IBM unveils world’s fastest computer chip
02 Sep 2010
Computer giant, International Business Machines (IBM) yesterday unveiled details about the microprocessor in a new version of its mainframe, which Big Blue claims is the world's fastest computer chip that can process information at a record breaking speed of 5.2 GHz.
IBM says it spent over $1.5 billion in research and development on the zEnterprise line, and spent more than three years collaborating with some of its top clients around the world.
The z196 processor is a four-core chip that contains 1.4 billion transistors on a 512-square millimeter (mm) surface.

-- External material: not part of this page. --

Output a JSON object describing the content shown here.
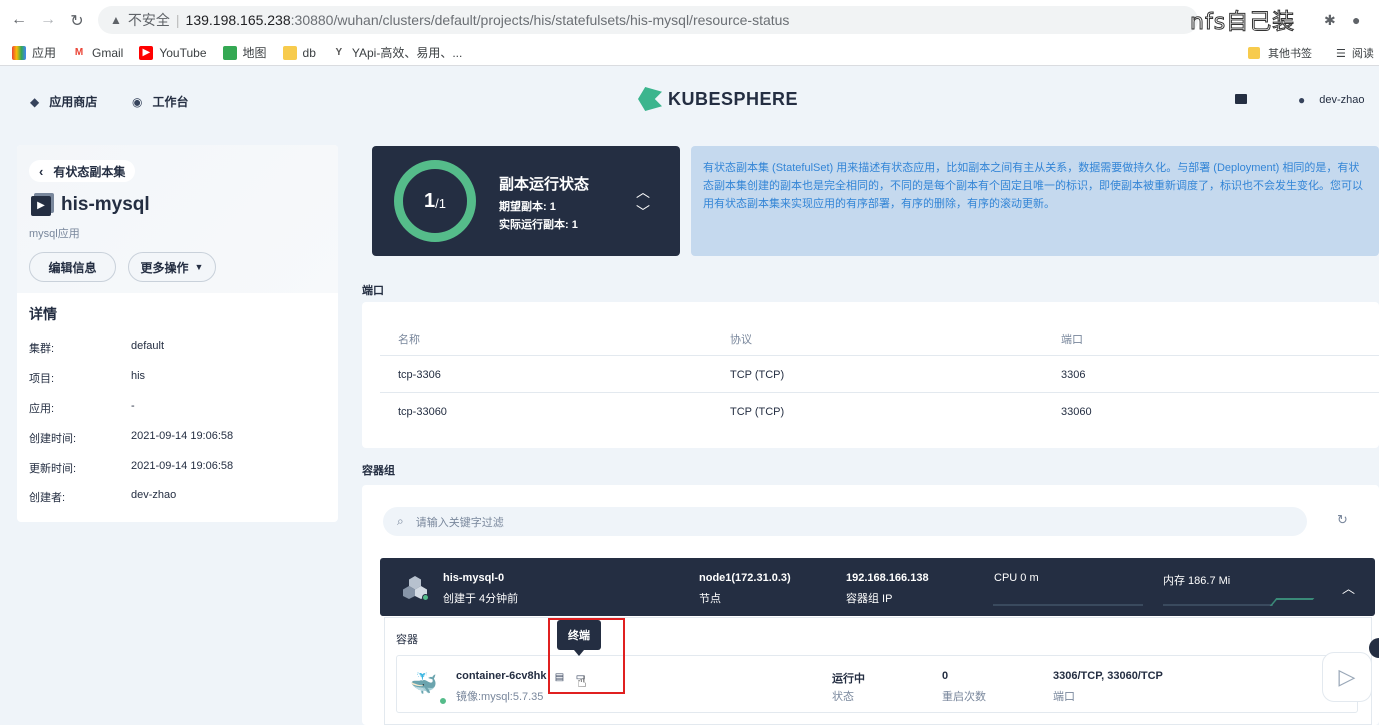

The chip was designed by IBM engineers and was manufactured using IBM's 45 nanometer (nm) SOI processor technology in the company's 300mm fab in New York.
The Armonk, New York-based IBM said IBM labs in Austin, Texas, Germany, Israel and India also made major contributions to the z196 processor development.
The mainframe processor makes use of IBM's patented embedded DRAM (eDRAM) technology, which allows IBM to place dense DRAM caches, or components, on the same chips as high-speed microprocessors, resulting in improved performance.
From a performance standpoint, the zEnterprise System is the most powerful commercial IBM system ever. The core server in the zEnterprise System -- called zEnterprise 196 -- contains 96 of the world's fastest, most powerful microprocessors, capable of executing more than 50 billion instructions per second.